Cereus serruliflorus
- Conservation status: Endangered (IUCN 3.1)

Scientific classification
- Kingdom: Plantae
- Clade: Tracheophytes
- Clade: Angiosperms
- Clade: Eudicots
- Order: Caryophyllales
- Family: Cactaceae
- Subfamily: Cactoideae
- Tribe: Cereeae
- Subtribe: Cereinae
- Genus: Cereus
- Species: C. serruliflorus
- Binomial name: Cereus serruliflorus Haw.
- Synonyms: Cereus ayisyen M.H.J.van der Meer; Cereus haitiensis A.R.Franck & Peguero, nom. illeg.; Serrulatocereus haitiensis B.P.R.Chéron, nom. superfl.; Serrulatocereus serruliflorus (Haw.) Guggi; Harrisia serruliflora (Haw.) Lourteig;

= Cereus serruliflorus =

- Genus: Cereus
- Species: serruliflorus
- Authority: Haw.
- Conservation status: EN
- Synonyms: Cereus ayisyen M.H.J.van der Meer, Cereus haitiensis A.R.Franck & Peguero, nom. illeg., Serrulatocereus haitiensis B.P.R.Chéron, nom. superfl., Serrulatocereus serruliflorus (Haw.) Guggi, Harrisia serruliflora (Haw.) Lourteig

Species of cactus

Cereus serruliflorus, synonym Serrulatocereus serruliflorus, is a species of cactus endemic to northwestern and central Haiti.

==Description==
Cereus serruliflorus grows tree-like with sparse to richly branched, upright shoots and reaches heights of up to 4 meters.

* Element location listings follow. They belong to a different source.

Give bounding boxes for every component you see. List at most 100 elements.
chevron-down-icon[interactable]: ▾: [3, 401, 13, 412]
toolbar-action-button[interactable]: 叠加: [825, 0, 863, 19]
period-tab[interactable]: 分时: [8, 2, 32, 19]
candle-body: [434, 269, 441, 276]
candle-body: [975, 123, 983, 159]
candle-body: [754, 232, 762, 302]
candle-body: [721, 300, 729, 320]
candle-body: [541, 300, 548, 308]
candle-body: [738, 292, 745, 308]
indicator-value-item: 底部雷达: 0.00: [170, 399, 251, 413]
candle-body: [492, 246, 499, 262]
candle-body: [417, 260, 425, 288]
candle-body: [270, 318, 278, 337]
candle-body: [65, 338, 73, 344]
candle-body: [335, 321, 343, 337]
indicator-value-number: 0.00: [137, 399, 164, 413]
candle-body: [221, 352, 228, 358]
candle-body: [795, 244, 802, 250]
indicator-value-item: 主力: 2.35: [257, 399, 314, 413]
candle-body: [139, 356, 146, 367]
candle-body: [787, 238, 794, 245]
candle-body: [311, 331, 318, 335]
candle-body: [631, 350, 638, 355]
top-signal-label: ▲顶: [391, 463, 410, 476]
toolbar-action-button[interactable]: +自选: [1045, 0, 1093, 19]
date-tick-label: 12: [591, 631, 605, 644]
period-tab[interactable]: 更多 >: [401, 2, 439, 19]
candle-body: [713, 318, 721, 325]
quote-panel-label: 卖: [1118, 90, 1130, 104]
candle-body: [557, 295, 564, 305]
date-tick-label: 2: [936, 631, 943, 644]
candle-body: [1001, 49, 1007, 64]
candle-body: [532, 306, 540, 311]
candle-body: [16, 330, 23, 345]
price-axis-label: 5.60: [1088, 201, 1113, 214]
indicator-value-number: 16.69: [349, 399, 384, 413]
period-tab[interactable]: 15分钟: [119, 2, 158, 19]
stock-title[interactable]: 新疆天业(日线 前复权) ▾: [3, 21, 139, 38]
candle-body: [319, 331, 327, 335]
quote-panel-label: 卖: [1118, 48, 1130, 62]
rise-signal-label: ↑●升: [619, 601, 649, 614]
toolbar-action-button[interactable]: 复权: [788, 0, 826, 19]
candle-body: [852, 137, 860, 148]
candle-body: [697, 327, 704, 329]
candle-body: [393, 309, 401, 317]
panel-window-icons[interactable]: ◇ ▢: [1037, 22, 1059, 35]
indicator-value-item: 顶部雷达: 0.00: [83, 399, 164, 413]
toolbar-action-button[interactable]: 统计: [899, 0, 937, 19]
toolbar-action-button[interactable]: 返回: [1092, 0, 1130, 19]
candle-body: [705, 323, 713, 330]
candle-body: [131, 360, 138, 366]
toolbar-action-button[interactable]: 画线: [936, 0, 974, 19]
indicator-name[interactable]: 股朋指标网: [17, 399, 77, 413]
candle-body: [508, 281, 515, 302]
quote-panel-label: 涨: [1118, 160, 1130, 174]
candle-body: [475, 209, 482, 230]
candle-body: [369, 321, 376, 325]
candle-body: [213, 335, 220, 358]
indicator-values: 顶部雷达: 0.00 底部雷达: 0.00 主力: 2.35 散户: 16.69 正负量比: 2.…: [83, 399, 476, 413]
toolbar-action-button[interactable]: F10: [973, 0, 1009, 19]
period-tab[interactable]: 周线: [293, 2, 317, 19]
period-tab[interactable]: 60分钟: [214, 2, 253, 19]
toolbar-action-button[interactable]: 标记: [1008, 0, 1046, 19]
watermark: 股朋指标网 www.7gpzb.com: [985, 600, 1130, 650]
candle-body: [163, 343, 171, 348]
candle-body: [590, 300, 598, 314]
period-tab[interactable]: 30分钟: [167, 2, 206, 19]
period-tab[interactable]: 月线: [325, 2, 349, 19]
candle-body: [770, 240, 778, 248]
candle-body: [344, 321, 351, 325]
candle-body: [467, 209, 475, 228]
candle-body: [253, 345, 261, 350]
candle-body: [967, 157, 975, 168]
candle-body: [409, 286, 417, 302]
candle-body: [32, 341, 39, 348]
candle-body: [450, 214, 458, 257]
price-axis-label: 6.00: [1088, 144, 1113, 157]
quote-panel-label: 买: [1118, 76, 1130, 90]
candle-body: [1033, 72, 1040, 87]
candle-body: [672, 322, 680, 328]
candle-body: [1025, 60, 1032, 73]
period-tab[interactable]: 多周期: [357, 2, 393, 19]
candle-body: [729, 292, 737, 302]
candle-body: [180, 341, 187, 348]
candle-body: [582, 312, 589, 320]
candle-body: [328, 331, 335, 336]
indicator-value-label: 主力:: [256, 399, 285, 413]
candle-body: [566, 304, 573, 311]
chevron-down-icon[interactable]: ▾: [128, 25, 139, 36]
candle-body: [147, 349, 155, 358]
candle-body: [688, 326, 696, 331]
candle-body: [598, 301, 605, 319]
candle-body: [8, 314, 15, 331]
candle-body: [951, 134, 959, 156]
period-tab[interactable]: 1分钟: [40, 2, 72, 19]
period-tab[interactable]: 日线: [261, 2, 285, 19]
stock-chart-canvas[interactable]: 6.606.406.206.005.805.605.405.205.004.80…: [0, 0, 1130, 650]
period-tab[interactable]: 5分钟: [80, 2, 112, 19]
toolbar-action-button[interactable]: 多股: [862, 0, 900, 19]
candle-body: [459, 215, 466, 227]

The cylindrical, green stems are slender with 10-15 ribs have a diameter of 3-4.5 centimeters. The areoles are round and 3-4 mm wide with up to 20 spines. Spines are 3.5 -7 cm long and straw color. The slightly pink flowers are 3 centimeters long and 6-8 mm wide. The egg-shaped fruits are yellow gree, up to 9-11 centimeters long, and 3.5-6 cm wide. They contain a gray to white pulp with black seeds.

==Taxonomy==
The species was first described in 1830 as Cereus serruliflorus by Adrian Hardy Haworth. In 2018, Alessandro Guiggi established the genus Serrulatocereus, transferring C. serruliflorus to it as Serrulatocereus serruliflorus. Independently, in 2017, what was considered to be a different species was described as Cereus haitiensis. However, this was an illegitimate name as it had already been used for another species. Accordingly, in 2019, the name Cereus ayisyen was published as a replacement for C. haitiensis. The specific epithet ayisyen means "Haitian" in Haitian Creole. As of January 2026, Cereus serruliflorus is considered the correct name by Plants of the World Online, with C. ayisyen being a synonym.

==Distribution==
Plants are found growing on limestone hills of northwestern and central Haiti.